Я понял, что ему надо что-то обсудить со мной, но он не хочет делать этого по телефону. В наших телефонных разговорах никогда не проскакивало то, что я являюсь его адвокатом. Я предполагал, что он собирается преподнести этот факт в качестве сюрприза для Феррагамо в нужный момент.
– О'кей? – уточнил он.
– О'кей.
Я допил кофе, натянул свои джинсы и мокасины и выждал двадцать минут, чтобы потом совершить десятиминутную прогулку до ворот «Альгамбры». Вы думаете, этот сукин сын уже прохаживался там? Нет. Тогда я подошел к сторожевому домику и постучал в дверь. Мне открыл Энтони-Горилла.
– Что? – спросил он.
Через его плечо я мог видеть одну из комнат домика. Она совсем не была похожа на подобную комнату у Аллардов, и в ней находилось еще одно гориллоподобное существо, видимо, это был Винни. За столом вместе с ним сидели две женщины, сильно смахивающие на проституток. Должно быть, это были Ли и Делия. Винни и проститутки, как мне показалось, нагло ухмылялись, глядя на меня.
Горилла снова повторил свое приветствие:
– Что?
Я переключил внимание на него.
– Ты что, не в курсе, почему я сюда пришел? Если меня позвали, ты должен сказать: «Доброе утро, мистер Саттер. Мистер Беллароза ждет вас». А свое «что» оставь при себе. Capisce?
Прежде чем Энтони успел извиниться или сказать что-то еще, на пороге появился дон Беллароза собственной персоной. Он что-то сказал Энтони на итальянском, затем сошел с крыльца и, взяв меня под руку, повел прочь.

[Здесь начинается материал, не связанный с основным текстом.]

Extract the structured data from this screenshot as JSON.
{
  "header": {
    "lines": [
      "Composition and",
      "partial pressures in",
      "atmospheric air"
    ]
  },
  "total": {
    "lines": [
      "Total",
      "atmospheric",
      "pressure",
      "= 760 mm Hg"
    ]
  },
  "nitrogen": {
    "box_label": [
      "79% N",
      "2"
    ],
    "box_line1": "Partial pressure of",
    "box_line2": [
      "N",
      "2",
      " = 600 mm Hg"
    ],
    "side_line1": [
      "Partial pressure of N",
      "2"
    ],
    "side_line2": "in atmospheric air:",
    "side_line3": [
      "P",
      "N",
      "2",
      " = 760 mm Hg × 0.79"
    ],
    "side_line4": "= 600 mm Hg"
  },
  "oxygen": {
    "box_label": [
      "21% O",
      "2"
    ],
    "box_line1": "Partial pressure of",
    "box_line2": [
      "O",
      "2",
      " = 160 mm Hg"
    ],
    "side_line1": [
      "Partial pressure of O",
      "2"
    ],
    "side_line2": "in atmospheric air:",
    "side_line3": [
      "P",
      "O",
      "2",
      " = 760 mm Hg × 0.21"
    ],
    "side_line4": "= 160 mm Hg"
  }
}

Беллароза был в своем обычном костюме, то есть в блейзере, водолазке и брюках. Цвета на этот раз были выбраны соответственно – коричневый, белый и бежевый. Я заметил также, что он приобрел себе пару мокасин, а на левой руке носил теперь часы спортивного фасона «Порше», ценой долларов в двести. Кажется, он начал вживаться в образ обитателя здешних мест, вот только осталось растолковать ему, что нельзя носить нейлоновые эластичные носки.
Мы шли по Грейс-лейн в сторону Фокс-Пойнт.
– Таких людей, как Энтони, лучше не выводить из себя, – предупредил меня Беллароза.
– Пусть лучше он больше не выводит меня из себя.
– Да?
– Послушай. Если ты пригласил меня на свою территорию, то твои головорезы должны относиться ко мне с уважением.
– Да? Так ты тоже заговорил об уважении? Ты что, итальянец, что ли? – удивился он.
– Послушай, Фрэнк, ты сегодня же предупредишь своих молодцов, включая твоего шофера Ленни и этих недоумков с их стервами, что дон Беллароза относится к мистеру Саттеру с уважением и требует этого же от остальных.
Он молча смотрел на меня.
– Хорошо, но только не заставляй больше меня ждать тебя. О'кей?
– Постараюсь.
Мы пошли дальше по Грейс-лейн. Интересно, сколько людей сейчас наблюдало за нами из своих «башен из слоновой кости»?
– Слушай, тут ко мне заходил твой сын, – вдруг сказал Беллароза. – Он рассказывал тебе?
– Да. Он говорил, что ты провел его по всему поместью. Очень любезно с твоей стороны.
– А, ерунда. Хороший парень. Мы с ним поболтали немного. Он похож на тебя, верно? И так же любит задавать вопросы в лоб. Он меня спросил, откуда я взял столько денег на восстановление этой усадьбы.
– Ну, я не учил его задавать такие вопросы. Надеюсь, ты ему объяснил, что он лезет не в свое дело?
– Нет. Я сказал, что много работал в выгодной сфере бизнеса.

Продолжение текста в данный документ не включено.